Tandis que les Alliés, dans leur marche victorieuse, rompaient le front allemand dans la région de La Haye-du-Puits, enlevaient Coutances et Avranches et esquissaient ensuite verse l'est un immense mouvement tournant qui fut l'arrêt de mort de la VIIe Armée allemande, la ville de Caen, attaquée dès le premier jour, demeurait sous les obus et sous les bombes. Surpris à l'improviste, ses habitants n'avaient pu fuir bien loin et ce fut une situation tragique que celle de ces dizaines de milliers d'hommes et de femmes entassées au Lycée Malherbe, au Bon-Sauveur ou encore dans les carrières des environs.

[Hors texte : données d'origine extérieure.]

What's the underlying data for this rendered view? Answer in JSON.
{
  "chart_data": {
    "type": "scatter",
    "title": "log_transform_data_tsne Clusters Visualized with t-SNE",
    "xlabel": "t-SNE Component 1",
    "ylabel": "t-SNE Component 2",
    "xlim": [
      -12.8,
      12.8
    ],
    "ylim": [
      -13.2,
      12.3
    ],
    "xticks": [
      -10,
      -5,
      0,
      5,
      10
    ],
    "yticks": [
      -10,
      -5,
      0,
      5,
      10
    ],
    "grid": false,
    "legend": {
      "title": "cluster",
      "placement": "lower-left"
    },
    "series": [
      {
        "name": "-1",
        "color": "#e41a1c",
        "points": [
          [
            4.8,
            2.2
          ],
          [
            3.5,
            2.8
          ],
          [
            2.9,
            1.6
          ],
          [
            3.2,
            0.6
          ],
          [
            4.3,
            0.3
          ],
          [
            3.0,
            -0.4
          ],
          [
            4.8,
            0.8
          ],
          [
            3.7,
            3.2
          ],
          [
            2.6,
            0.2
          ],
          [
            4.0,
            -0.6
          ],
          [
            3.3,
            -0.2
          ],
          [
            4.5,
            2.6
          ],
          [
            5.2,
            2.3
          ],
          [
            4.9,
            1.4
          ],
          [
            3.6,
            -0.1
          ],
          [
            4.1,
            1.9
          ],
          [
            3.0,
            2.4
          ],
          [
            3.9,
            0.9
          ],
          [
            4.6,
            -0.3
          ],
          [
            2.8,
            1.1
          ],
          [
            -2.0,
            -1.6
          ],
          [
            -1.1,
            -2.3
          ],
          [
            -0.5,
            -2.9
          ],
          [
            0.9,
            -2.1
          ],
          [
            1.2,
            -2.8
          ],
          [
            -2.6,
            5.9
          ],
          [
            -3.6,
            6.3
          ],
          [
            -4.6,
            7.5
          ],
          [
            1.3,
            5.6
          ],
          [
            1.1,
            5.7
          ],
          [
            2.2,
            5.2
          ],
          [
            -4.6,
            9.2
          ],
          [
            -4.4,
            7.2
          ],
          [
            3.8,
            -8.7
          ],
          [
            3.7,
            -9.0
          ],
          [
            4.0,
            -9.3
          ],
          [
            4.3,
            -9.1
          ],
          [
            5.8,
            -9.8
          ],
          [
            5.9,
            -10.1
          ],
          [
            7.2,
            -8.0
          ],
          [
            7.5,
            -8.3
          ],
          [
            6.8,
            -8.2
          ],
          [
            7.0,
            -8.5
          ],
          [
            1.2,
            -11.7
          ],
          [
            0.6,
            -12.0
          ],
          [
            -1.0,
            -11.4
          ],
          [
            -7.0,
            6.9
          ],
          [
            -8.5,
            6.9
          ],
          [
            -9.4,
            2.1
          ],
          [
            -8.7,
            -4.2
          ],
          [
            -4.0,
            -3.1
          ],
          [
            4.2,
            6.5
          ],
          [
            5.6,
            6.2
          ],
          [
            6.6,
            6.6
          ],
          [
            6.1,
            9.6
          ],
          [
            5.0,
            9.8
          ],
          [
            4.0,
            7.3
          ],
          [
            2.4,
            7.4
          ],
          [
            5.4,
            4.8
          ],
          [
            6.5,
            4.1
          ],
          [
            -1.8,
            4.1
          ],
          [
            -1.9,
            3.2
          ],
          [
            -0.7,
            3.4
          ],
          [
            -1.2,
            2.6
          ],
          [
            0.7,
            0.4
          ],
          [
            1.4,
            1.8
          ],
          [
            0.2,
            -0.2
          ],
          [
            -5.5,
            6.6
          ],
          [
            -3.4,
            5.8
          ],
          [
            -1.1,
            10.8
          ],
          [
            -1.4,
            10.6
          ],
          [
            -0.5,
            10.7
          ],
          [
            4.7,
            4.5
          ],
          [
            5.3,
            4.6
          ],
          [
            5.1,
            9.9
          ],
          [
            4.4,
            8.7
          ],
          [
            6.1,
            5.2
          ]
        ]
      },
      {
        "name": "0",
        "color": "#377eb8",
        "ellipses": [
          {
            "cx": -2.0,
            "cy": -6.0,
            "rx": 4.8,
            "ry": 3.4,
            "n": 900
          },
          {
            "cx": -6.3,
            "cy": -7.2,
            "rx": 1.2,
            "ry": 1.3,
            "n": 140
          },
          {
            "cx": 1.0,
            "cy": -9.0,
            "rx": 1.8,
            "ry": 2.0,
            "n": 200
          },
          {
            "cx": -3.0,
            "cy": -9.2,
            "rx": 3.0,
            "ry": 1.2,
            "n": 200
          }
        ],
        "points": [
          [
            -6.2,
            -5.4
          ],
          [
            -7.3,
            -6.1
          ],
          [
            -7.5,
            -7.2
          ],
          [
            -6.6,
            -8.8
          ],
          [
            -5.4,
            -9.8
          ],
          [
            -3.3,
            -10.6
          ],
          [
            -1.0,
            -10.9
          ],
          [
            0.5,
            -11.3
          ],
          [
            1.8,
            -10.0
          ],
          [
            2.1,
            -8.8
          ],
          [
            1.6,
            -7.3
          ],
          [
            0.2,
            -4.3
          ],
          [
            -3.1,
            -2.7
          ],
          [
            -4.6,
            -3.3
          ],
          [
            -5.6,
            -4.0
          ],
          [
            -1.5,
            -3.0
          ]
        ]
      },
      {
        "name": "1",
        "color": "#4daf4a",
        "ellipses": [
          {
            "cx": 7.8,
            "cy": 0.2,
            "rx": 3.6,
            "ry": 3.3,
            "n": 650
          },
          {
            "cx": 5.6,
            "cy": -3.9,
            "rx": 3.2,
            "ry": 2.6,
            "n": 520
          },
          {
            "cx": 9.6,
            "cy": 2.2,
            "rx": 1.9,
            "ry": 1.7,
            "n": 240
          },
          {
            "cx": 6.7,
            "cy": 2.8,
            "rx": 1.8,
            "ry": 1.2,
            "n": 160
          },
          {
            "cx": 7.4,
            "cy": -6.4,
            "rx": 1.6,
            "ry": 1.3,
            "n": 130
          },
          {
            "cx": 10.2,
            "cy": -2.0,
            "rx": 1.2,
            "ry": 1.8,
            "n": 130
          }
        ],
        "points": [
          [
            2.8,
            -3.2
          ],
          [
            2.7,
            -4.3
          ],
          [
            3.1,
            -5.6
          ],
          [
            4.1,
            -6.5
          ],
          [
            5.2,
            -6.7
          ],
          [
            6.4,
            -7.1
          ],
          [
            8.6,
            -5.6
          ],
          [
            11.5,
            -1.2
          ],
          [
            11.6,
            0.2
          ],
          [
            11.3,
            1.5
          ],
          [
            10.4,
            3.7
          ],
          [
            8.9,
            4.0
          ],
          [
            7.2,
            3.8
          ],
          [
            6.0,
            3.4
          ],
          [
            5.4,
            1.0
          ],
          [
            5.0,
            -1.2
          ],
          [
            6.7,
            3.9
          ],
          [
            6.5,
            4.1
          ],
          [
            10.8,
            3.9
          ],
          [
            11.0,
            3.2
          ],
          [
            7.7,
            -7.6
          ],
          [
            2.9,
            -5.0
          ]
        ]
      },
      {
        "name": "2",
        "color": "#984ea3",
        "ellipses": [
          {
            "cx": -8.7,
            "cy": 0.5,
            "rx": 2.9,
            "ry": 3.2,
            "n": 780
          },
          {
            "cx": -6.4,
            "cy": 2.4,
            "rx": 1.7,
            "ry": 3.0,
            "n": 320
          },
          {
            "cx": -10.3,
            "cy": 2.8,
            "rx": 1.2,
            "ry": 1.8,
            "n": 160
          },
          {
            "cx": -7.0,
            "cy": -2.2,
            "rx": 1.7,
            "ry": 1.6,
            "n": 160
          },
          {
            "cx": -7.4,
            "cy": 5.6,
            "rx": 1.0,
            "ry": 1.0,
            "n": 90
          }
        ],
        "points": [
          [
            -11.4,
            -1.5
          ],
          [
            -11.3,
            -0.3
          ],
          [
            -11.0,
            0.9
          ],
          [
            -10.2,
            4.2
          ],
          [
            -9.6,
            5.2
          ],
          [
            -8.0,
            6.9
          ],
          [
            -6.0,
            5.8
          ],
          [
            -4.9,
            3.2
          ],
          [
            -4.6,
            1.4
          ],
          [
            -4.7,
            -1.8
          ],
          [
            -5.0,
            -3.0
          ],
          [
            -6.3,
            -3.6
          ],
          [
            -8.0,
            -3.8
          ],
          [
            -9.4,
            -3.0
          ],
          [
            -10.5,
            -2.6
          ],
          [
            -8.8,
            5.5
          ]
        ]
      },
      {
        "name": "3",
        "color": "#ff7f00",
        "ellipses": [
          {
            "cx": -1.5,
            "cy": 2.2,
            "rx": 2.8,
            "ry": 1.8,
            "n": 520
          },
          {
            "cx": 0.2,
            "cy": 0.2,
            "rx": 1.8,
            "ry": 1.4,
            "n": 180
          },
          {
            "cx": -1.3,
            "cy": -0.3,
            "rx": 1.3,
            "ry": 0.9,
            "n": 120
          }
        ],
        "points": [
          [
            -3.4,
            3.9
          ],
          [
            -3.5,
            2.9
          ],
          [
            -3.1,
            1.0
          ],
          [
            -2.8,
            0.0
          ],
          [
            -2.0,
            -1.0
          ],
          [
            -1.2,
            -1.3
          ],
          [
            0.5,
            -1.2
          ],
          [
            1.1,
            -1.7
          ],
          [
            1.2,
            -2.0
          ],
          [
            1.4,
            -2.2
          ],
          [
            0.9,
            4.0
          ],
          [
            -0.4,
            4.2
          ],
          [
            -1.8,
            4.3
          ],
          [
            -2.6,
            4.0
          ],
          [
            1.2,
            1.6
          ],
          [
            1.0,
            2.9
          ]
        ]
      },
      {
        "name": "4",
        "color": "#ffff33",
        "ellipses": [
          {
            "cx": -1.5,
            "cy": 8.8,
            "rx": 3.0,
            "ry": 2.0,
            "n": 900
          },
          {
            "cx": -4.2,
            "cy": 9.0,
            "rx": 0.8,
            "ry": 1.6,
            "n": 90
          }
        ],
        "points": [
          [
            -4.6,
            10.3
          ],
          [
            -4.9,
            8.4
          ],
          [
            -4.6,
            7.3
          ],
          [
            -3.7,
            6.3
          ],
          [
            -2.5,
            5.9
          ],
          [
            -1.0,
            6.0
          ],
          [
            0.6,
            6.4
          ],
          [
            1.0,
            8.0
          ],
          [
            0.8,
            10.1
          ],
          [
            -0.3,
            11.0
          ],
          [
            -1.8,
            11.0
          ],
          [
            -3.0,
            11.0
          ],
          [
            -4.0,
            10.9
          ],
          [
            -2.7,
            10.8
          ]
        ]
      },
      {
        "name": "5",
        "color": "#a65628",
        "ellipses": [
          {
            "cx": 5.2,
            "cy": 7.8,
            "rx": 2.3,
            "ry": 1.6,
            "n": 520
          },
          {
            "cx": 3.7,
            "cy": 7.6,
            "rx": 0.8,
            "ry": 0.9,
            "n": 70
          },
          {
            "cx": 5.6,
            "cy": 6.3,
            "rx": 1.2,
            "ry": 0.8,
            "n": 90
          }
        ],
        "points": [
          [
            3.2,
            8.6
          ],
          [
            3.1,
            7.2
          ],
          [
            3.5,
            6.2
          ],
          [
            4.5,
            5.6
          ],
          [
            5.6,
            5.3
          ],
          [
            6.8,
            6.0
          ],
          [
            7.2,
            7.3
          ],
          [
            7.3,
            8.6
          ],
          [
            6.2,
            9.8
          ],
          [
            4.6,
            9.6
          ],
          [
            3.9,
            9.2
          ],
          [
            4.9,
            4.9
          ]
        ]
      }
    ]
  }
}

M. Roger Meslin, chef de travaux à la Faculté des Sciences et à l'Ecole de Médecine et de Pharmacie, est demeuré à Caen durant toute la période où la cité se trouva sous le feu des batteries alliées puis sous celui de l'artillerie allemande. De ses nombreuses observations il a composé, lui aussi, un journal très détaillé que nous ne pouvions malheureusement songer à publier ici. Mais nous sommes heureux de donner une vue d'ensemble de ce document. Ces quelques pages aideront à comprendre ce que fut la vie à Caen. parmi les périls de toutes sortes et les dévastations quotidiennes de cette époque tragique (Juin-août 1944).

 

 


I. -- AVANT LA LIBÉRATION

Les postes de radio avaient été réquisitionnés et le matin du 6 juin nous avions peu de nouvelles sur le débarquement. Un officier allemand affirmait devant moi que les Anglais étaient venus jusqu'à Blainville, que cela avait été dur, mais qu'ils étaient repartis et qu'il ne s'agissait que d'un coup de main. La matinée fut d'un calme absolu; des prisonniers passèrent dans nos rues.

 

"Photo ECPA Coll. Musée mémorial de Bayeux" Le matin du 6 juin des prisonniers canadiens du Régiment de la Chaudière gravissent la rampe du château en arrière plan l'église Saint Pierre.

 

"Photo ECPA Coll. Musée mémorial de Bayeux" Les prisonniers canadiens franchissent l'entrée du château, à droite des prisonniers Bd des Alliés.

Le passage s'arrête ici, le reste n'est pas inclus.